Yavru bir hayvan gördüğümüzde sevemeden duramayız. Ama sevmemizin onlara bir kötülük olduğunu da unutuyoruz. Hepimiz hayatımızda en az bir kere kedi yavrusu sevmişizdir. Sevdiğiniz kediyi ise annesi sizin kokunuz sindiği için o andan itibaren tanımamış olabilir.
Oldukça vahşi duran ve “neden kendi yavrularını öldürüyorlar?” sorusunu akla getiren bu durum, aslında hayvanlar aleminin bir nevi yenilenmesi anlamına geliyor. Bizler bu sevimli yavruların kendi ebeveynleri tarafından yenilerek öldürülmesine üzülsek de görünen o ki ebeveynlere bu durum büyük yarar sağlıyor.
Ekolojik ve fiziksel anlamda avantajlar kazanmak için yavrularını yemek, hayvanlar aleminde bizim düşündüğümüzün aksine onlar için vicdansız bir hareket sayılmıyor.
Aile içi evlat öldürme; bilimsel adıyla “filial infanticide”.
Domuzlardan kedilere, hamster’lardan böceklere kadar birçok hayvan türü, yavrularını öldürüyor ve hatta yiyor. İşte tam bu noktada kullanacağımız filial infanticide, ebeveynin kendi yavrularını öldürmesi; filial kanibalizm ise kendi çocuklarını yemesi anlamlarını taşırlar.
Oklahoma Üniversitesinde biyoloji profesörü olan ve bu konuyla ilgili bir kitap hazırlayan Douglas W. Mock: “Diğer türlerin yavrulara bizim yavrulara baktığımız gibi baktığını sanıyoruz. Bize göre bebek katli, hastalıklı bir şeymiş gibi görünüyor ama onlar için öyle değil” diyor.
Bu konuyla alakalı teorilere göz atalım. İlk varsayılan sebep: Enerji ve besin ihtiyaçlarını yavrudan karşılamak.

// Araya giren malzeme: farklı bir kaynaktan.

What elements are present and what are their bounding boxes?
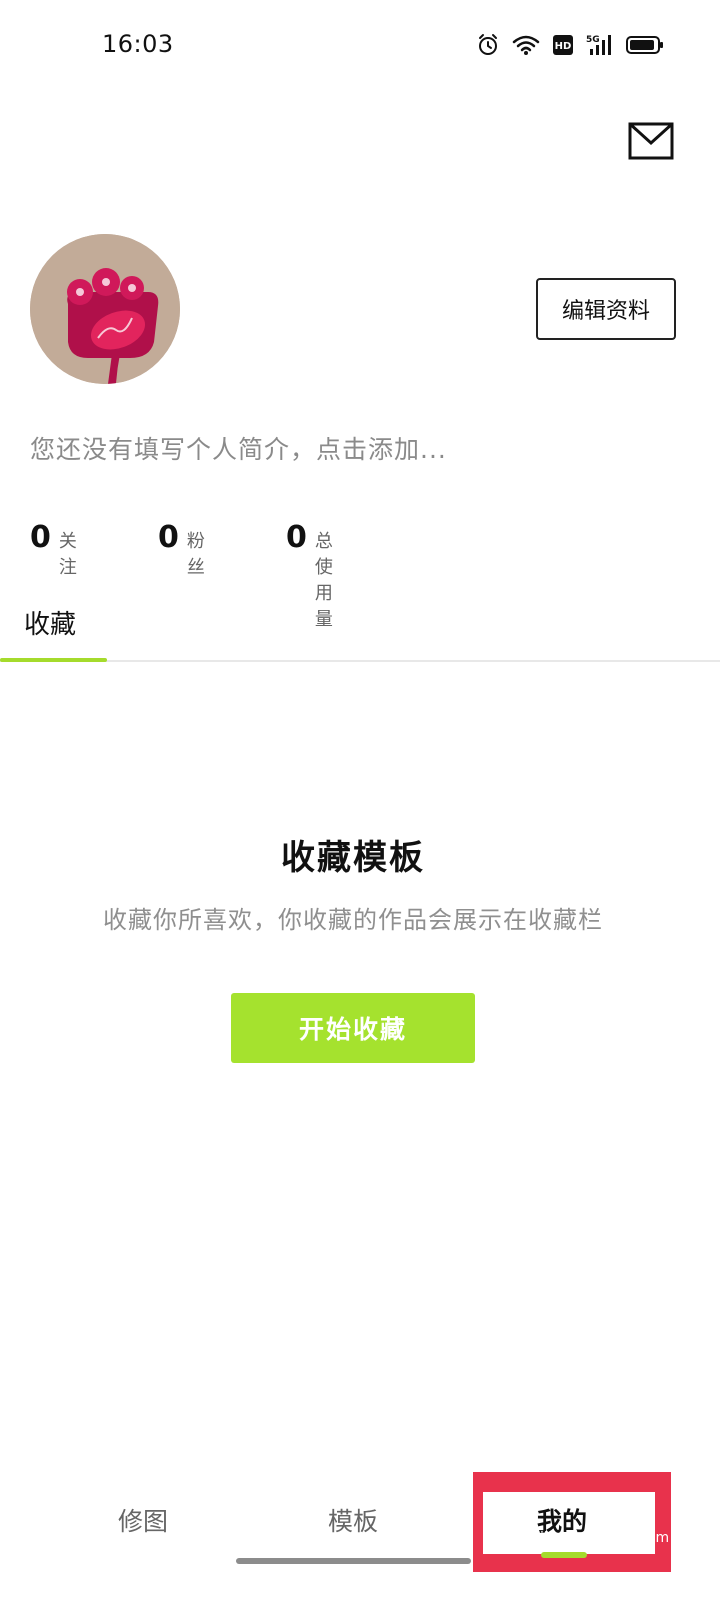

Dişi hayvanlar, doğumdan sonra eğer sağlıklılarsa yavrularını emzirmeye başlıyorlar. Eğer yavrulardan biri ya da birkaçı hastalıklı ve diğerlerine göre daha zayıf duruyorsa anne, muhtemelen o yavruyu yemiş oluyor. Böylece artan kalori ve enerjiyle birlikte diğer yavrularına gereken özeni verebilecek ve daha az enerji kaybetmiş olacaktır.
Diğer bir neden de hızlı olgunlaşamayan yavrudan kurtulabilmek için.

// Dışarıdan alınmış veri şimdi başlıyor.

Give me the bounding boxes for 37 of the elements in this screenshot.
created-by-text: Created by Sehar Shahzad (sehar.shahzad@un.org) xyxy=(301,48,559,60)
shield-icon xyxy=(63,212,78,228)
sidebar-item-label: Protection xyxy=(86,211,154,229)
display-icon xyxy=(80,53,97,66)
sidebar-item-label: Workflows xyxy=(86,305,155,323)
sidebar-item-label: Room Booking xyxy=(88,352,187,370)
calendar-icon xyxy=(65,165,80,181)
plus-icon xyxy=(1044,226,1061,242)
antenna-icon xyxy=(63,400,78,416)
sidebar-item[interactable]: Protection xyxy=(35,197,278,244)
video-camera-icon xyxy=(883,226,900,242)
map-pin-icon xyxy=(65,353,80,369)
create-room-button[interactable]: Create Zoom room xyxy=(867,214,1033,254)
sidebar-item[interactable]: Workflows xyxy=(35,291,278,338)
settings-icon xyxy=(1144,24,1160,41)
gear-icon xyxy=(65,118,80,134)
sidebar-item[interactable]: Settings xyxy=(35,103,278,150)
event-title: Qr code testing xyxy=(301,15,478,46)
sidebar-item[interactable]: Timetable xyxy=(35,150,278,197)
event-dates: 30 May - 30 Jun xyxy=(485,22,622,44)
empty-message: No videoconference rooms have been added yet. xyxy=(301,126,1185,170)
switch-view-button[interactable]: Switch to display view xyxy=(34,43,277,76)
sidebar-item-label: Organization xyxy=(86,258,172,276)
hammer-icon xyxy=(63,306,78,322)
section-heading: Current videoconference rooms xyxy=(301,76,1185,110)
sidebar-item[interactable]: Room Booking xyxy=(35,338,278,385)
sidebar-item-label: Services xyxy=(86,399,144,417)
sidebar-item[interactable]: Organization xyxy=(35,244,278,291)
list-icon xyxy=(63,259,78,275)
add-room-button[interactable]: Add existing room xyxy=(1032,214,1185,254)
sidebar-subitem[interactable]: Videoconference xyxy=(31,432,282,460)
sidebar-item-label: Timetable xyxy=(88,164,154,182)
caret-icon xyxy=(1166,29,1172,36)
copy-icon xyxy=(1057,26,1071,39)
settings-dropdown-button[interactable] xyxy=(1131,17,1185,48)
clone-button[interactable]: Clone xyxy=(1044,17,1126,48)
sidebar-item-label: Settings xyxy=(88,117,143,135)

Sağlıklı bir gen aktarımı için en sağlıklı yavruları haricinde büyüyemeyen, sağlıksız veya sorunlu yavruları ebeveynleri yiyor. Böylece sağlıksız bir gen aktarımının da önü kapanmış oluyor. Buna bir tür evrimsel baskının getirdiği içgüdüsel bir şey de diyebiliriz.
Yeniden üreme fırsatı elde edebilmek de bu nedenler arasında.
Bazı türlerde erkekler, popülasyonun genç üyelerini, dişi ile çiftleşerek doğurganlığı artırmak amacıyla yiyebilir. Bunun en basit örneği aslanlardır. Erkek aslanlar, dişi ile çiftleşebilmek için yavrularını öldürenler grubuna girer. Şişe burunlu yunus olarak bilinen tür de bir anne yunusu yavrusu ile gördüğünde aileyi ortadan kaldırmak için elinden geleni yapar. Buna kıskançlık da diyebilir miyiz?
Son olarak, yavrular arasındaki rekabete engel olmak için.
Genellikle erkeklerin yavruları öldürdüğü bilinirken dişiler de yavrularını öldürebiliyorlar. Dişi ebeveynler, kendi yavrularının farklı türlerle daha kolay rekabet edebilmesi için ortak yuva yapan sosyal yapıya sahip kuş ve arıların yumurtalarını öldürürler. Veya bazı dişi balıklar da kendi üreme şanslarını artırabilmek için erkek balıkların yuvalarından yumurtaları çalıp yedikleri olabiliyor.
Tüm bu hipotezler, hayvanların “kendi” yavrularını neden yediklerine dair geliştirilen en makul ve kabul gören açıklamalardır. Artık sokaklarda yavrusunu yiyen bir kedi gördüğünüzde konuya o kadar da duygusal yaklaşmayın, en azından yeni yavruların üremesi için gerekli bir adım gözüyle bakarak olayı trajik hale getirmeyiz.